An dem Kerl ist auch nicht gerade ein Innenarchitekt verlorengegangen.
Er schaute wieder zu dem alten Mann hin. »Das erklärt aber nicht, warum Sie uns erwartet haben.«
    Carroll sah ihn nur an, eine leise Andeutung von Belustigung blitzte in seinen Augen auf.
    Currie ging in seiner Vorstellung eine Liste mit Bildern durch, um das zu finden, an das er sich erinnert fühlte, und hatte es schnell. Der schlaue Alte, der sich produziert, einer, der alles schon mal gesehen hat.
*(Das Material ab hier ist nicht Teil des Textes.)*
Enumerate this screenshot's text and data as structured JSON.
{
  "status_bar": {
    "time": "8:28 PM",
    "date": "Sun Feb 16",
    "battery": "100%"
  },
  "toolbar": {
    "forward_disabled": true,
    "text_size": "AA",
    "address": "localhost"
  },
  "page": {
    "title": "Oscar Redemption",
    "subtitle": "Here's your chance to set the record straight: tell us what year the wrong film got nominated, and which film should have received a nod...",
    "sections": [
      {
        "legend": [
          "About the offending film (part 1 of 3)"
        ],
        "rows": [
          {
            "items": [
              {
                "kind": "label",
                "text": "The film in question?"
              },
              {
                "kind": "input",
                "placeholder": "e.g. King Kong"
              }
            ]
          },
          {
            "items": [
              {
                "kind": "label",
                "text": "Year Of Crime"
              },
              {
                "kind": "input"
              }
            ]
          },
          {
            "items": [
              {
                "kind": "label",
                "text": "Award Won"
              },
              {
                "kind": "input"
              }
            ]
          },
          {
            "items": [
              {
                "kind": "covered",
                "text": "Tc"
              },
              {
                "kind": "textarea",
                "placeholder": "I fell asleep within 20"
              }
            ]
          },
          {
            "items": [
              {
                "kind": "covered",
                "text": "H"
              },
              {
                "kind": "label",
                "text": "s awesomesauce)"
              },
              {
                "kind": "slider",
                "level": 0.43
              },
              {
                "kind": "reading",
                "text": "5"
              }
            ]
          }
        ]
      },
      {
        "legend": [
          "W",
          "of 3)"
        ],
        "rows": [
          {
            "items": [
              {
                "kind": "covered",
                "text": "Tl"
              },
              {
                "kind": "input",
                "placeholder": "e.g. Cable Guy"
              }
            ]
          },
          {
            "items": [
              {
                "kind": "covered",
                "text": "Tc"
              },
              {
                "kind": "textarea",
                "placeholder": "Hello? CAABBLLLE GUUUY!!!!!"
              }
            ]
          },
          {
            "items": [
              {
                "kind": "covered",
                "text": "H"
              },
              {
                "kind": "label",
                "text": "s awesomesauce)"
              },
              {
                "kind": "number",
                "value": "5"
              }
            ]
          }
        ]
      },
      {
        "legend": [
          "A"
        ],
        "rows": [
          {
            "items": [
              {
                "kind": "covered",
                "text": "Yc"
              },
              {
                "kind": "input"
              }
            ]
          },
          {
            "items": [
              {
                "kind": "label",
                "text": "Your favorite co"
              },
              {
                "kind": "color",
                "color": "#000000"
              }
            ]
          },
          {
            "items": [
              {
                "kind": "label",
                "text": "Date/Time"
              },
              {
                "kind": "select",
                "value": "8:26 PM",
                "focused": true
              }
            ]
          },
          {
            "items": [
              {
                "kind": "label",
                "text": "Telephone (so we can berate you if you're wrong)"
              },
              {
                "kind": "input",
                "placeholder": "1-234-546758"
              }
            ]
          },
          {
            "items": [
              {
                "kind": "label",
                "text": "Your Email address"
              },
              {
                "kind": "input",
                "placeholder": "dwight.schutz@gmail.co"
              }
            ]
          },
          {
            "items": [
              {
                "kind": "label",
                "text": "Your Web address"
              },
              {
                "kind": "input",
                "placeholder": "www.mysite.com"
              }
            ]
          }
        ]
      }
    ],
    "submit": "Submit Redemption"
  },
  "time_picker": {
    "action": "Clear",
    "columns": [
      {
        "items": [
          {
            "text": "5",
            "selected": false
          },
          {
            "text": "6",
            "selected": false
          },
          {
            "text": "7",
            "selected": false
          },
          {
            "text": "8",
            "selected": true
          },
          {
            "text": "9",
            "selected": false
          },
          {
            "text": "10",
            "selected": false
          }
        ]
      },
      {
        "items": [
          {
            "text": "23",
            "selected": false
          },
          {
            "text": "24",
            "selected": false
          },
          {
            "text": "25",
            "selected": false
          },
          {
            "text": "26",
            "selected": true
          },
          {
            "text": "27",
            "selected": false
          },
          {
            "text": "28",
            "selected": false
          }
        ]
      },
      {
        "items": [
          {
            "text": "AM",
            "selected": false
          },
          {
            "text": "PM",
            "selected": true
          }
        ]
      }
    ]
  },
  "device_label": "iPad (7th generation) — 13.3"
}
Du machst mir keinen Eindruck, Kleiner
.
    »Wir fanden Ihre Akte interessant. Es gibt da einige eigenartige Ähnlichkeiten. Doch das haben Sie ja bestimmt schon bemerkt, oder? Da Sie so gut beobachten.«
    Carroll lächelte, und seine Lippen verschwanden nahezu. »Das erklärt aber nicht, wieso Sie sich meine Akte ansehen. Haben wir vielleicht einen Anruf erhalten?«
    Swann ging zur Wand hinüber und gab einem Stoß Zeitungen einen Schubs mit dem Fuß. Carrolls Blick zuckte zu ihm hinüber, genauso schnell wie die Spinne, die Currie sich vorgestellt hatte. Swann lächelte.
    »Gibt es hier drin etwas, über das wir Bescheid wissen sollten, Frank?«
    »Jede Menge
Nachrichten aus aller Welt
.« Er sprach die Worte so langsam aus, als seien sie ihm nicht vertraut.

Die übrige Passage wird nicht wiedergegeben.